メッセージの発信受信の確認及び内容改竄に対する対応
電子商取引の安全な発展の為には、「メッセージが何時発信されたか」、「本当に相手方に受信されたか」等が確認出来る必要が有ることに加え、 文書に基づき取引がなされ、その文書が保存される場合と異なり、 メッセージ内容を容易に改竄出来る為、送信過程及び保存過程で改竄や 変質が起らない様にする必要が有ります。その為、「いつ、誰が、誰に対して、どの様な内容のメッセージを送付したか」を記録・保存する為の「登録機関」が必要ではないかとされ、この点に就いても、各国で各種の検討が行われています。
電子取引の成立時期の問題
電子取引による契約の場合、どの時点で契約が成立したとするかに就いても、議論されています。
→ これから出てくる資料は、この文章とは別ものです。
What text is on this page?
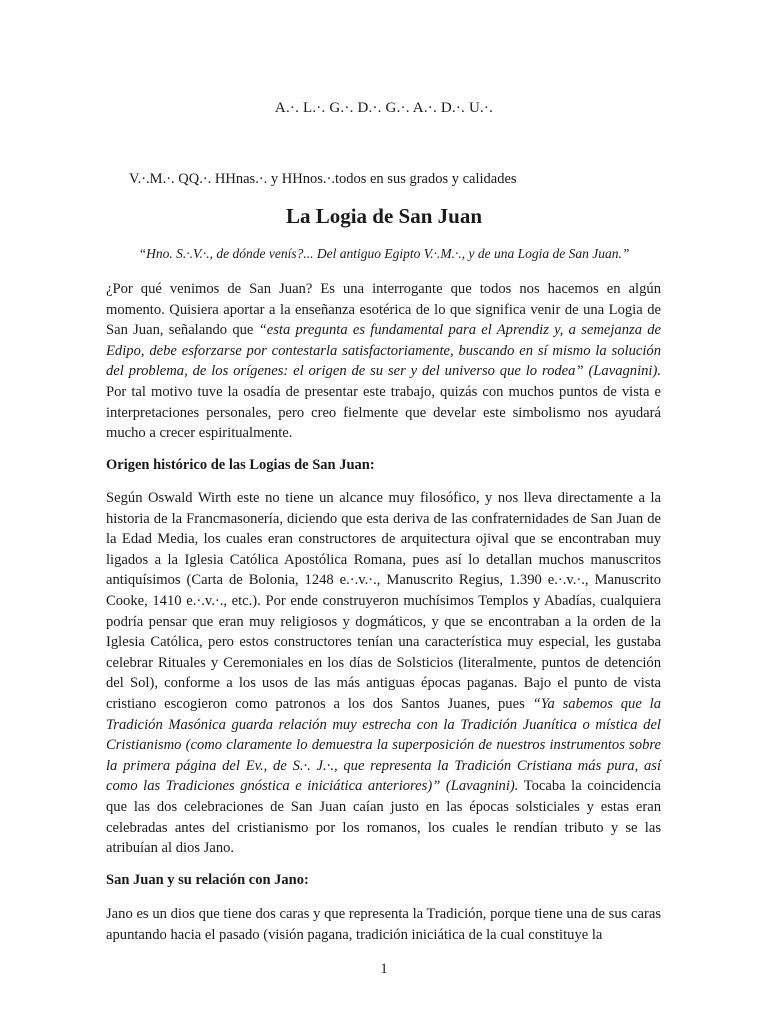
A.·. L.·. G.·. D.·. G.·. A.·. D.·. U.·.
V.·.M.·. QQ.·. HHnas.·. y HHnos.·.todos en sus grados y calidades
La Logia de San Juan
“Hno. S.·.V.·., de dónde venís?... Del antiguo Egipto V.·.M.·., y de una Logia de San Juan.”

¿Por qué venimos de San Juan? Es una interrogante que todos nos hacemos en algún momento. Quisiera aportar a la enseñanza esotérica de lo que significa venir de una Logia de San Juan, señalando que “esta pregunta es fundamental para el Aprendiz y, a semejanza de Edipo, debe esforzarse por contestarla satisfactoriamente, buscando en sí mismo la solución del problema, de los orígenes: el origen de su ser y del universo que lo rodea” (Lavagnini). Por tal motivo tuve la osadía de presentar este trabajo, quizás con muchos puntos de vista e interpretaciones personales, pero creo fielmente que develar este simbolismo nos ayudará mucho a crecer espiritualmente.

Origen histórico de las Logias de San Juan:

Según Oswald Wirth este no tiene un alcance muy filosófico, y nos lleva directamente a la historia de la Francmasonería, diciendo que esta deriva de las confraternidades de San Juan de la Edad Media, los cuales eran constructores de arquitectura ojival que se encontraban muy ligados a la Iglesia Católica Apostólica Romana, pues así lo detallan muchos manuscritos antiquísimos (Carta de Bolonia, 1248 e.·.v.·., Manuscrito Regius, 1.390 e.·.v.·., Manuscrito Cooke, 1410 e.·.v.·., etc.). Por ende construyeron muchísimos Templos y Abadías, cualquiera podría pensar que eran muy religiosos y dogmáticos, y que se encontraban a la orden de la Iglesia Católica, pero estos constructores tenían una característica muy especial, les gustaba celebrar Rituales y Ceremoniales en los días de Solsticios (literalmente, puntos de detención del Sol), conforme a los usos de las más antiguas épocas paganas. Bajo el punto de vista cristiano escogieron como patronos a los dos Santos Juanes, pues “Ya sabemos que la Tradición Masónica guarda relación muy estrecha con la Tradición Juanítica o mística del Cristianismo (como claramente lo demuestra la superposición de nuestros instrumentos sobre la primera página del Ev., de S.·. J.·., que representa la Tradición Cristiana más pura, así como las Tradiciones gnóstica e iniciática anteriores)” (Lavagnini). Tocaba la coincidencia que las dos celebraciones de San Juan caían justo en las épocas solsticiales y estas eran celebradas antes del cristianismo por los romanos, los cuales le rendían tributo y se las atribuían al dios Jano.

San Juan y su relación con Jano:

Jano es un dios que tiene dos caras y que representa la Tradición, porque tiene una de sus caras apuntando hacia el pasado (visión pagana, tradición iniciática de la cual constituye la

1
何故なら、例えば、わが国の現行法制下では、民法526条に、次の様な規定があります。
民法526条[隔地者間の契約の成立時期…]
「1]隔地者間の契約は承諾の通知を発したる時に成立する。」契約成立には「申込」及び「承諾」の合致が必要ですが、この規定は(対面してする取引では無く)隔地者間の取引の場合、「承諾」の意思表示が相手に到達した時では無く、発信されたときに契約が成立するとしているのです(発信主義)。
ところが、電子商取引の場合、「隔地者」であることは余り意味を持ちませんし、一方、何らかの理由で「承諾の意思表示」が相手に到達しない場合も有り得る為、見直しすべきとする議論が出ています。